The Phaung Daw Oo pagoda is architecturally underwhelming, but has at its centre an altar with five gold mounds that look like golden Mr Blobbys. These are apparently 800 year old Buddha statues that have long since lost their shape as pilgrims (only men permitted) apply layer upon layer of gold leaf to them. Every year they are taken out onto the lake in a boat in a grand procession. One year the boat capsized, and for a long time only four Buddhas could be found, but eventually the fifth was recovered – phew!

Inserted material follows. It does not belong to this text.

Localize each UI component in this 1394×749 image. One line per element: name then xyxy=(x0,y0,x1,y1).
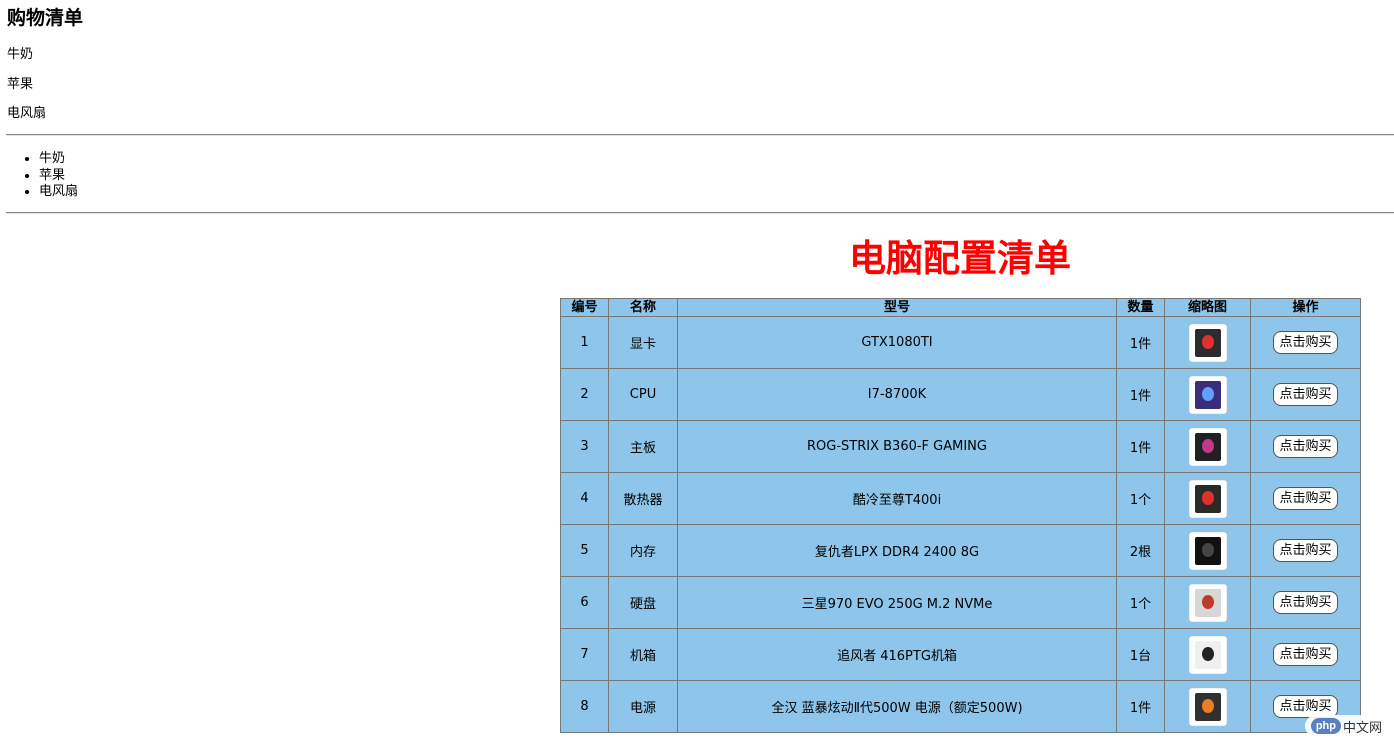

Possibly the most interesting stop of the day is also the least expected – the ‘cat house’. This was set up as a sanctuary for Burmese cats, which were in danger of becoming extinct in the area. It’s a cat paradise, with scratching poles, cushions, individual houses, climbing frames and all manner of other amusements. Beautiful cats wander round with typical disdain for humans, scratching those foolish enough to stroke them. Even David likes them. But the real interest is in listening to the young man taking us round, as he shows us tanks with some of the local fish and explains how many of the species are becoming endangered, through pollution in the lake, over use of artificial fertilisers and pesticides in the floating gardens and the introduction of non native species. He also describes how the charity has built relatively simple, low cost water purification facilities which they use to clean their own sewage. Sadly, the local stilt houses all seem to have outdoor toilets that empty straight into the lake, which cannot help its cleanliness.